В Копале к нашим двум казачьим сотням присоединилась рота солдат. Мы вышли к древней переправе через Или. Вода катилась желтая, быстрая, с многочисленными водоворотами, а лодки на переправе ветхие, ненадежные. Для пушек мы построили паром, лошади перебрались вплавь. И вот наконец мы на другом берегу. Перед нами открывается величественная цепь гор со снеговыми вершинами. Я подскакал к полковнику Пэремышльскому, возглавляющему нашу экспедицию. «За этими горами, — сказал мне полковник, — лежит страна еще никому из европейцев не известная, никем не виданная...»

Я глаз не мог оторвать от гор. Чокан еще корпит в Омске, а я уж здесь, у преддверия неведомых земель.

— Опять Чокан! — улыбнулась Софья Николаевна. — Вы неразлучны с ним по-прежнему.
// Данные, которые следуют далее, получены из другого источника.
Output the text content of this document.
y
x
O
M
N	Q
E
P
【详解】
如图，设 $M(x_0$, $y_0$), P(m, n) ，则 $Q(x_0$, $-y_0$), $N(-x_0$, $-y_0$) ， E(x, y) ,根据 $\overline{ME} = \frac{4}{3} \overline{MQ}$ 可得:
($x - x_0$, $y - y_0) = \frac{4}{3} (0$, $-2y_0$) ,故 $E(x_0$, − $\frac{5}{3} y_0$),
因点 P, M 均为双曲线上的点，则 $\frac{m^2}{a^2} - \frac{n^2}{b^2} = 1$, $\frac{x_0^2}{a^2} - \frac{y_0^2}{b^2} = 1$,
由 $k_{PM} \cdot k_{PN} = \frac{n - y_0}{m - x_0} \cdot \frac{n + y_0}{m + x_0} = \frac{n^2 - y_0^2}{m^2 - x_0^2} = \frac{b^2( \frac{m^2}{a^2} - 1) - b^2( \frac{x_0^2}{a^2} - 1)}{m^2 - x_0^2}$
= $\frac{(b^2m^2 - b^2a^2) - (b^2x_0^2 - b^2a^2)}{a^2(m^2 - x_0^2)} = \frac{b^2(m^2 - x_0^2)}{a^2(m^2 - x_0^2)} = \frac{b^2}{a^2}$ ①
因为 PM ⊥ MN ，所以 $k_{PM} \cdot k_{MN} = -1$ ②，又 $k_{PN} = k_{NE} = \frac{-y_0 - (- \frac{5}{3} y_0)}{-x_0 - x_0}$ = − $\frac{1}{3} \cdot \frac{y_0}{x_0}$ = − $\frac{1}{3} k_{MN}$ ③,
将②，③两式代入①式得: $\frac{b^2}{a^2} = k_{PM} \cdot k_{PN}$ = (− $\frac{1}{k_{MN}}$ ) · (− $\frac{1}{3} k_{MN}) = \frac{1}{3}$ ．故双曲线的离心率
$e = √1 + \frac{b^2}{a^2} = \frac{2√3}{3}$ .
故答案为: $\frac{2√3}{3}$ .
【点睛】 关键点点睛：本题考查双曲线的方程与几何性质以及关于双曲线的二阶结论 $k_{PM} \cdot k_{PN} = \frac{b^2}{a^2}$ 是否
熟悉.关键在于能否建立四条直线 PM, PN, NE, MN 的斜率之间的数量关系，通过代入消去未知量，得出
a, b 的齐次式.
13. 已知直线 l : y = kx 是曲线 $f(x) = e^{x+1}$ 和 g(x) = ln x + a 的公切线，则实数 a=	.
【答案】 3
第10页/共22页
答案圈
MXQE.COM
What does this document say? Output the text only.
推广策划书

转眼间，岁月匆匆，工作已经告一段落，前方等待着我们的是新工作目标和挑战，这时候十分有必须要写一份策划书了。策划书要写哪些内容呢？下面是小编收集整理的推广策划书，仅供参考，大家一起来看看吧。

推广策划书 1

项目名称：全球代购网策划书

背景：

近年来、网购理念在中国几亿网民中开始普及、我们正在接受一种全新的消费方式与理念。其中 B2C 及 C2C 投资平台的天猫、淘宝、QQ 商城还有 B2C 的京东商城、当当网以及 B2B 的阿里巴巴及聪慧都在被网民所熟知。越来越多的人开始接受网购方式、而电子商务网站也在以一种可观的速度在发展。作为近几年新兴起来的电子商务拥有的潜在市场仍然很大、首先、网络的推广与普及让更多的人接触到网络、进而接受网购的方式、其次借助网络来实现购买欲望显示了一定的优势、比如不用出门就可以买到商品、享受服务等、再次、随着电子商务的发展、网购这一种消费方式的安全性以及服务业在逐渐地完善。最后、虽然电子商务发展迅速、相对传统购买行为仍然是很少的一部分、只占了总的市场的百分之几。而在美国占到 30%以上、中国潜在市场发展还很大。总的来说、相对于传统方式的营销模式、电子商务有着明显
— Вы правы, — согласился Потанин. — Неразлучен.

Наш отряд, — продолжал он, — остановился в урочище Алматы. Поблизости собралось народное вече, которое должно было решить, воевать с нами, пришельцами с запада, или замириться. Большинство оказалось за мир с Россией. В наш лагерь потянулись гости, везли бурдюки с кумысом, угощали солдат и казаков. Я обратил внимание, что солдаты — уроженцы центральных губерний России — меньше подвержены расовым предрассудкам, чем казаки, живущие бок о бок с инородцами Сибири. Я не раз видел, как солдат забавляет узкоглазого замурзанного ребенка, потчует хлебом или куском сахара... За казаками таких нежностей не водилось. Сибирское начальство не только потворствовало казаку, когда он обирал инородца, но даже поощряло такие повадки... А русский откуда-нибудь из Вологды или Рязани, как я мог заметить, на степняков глядел с понятием...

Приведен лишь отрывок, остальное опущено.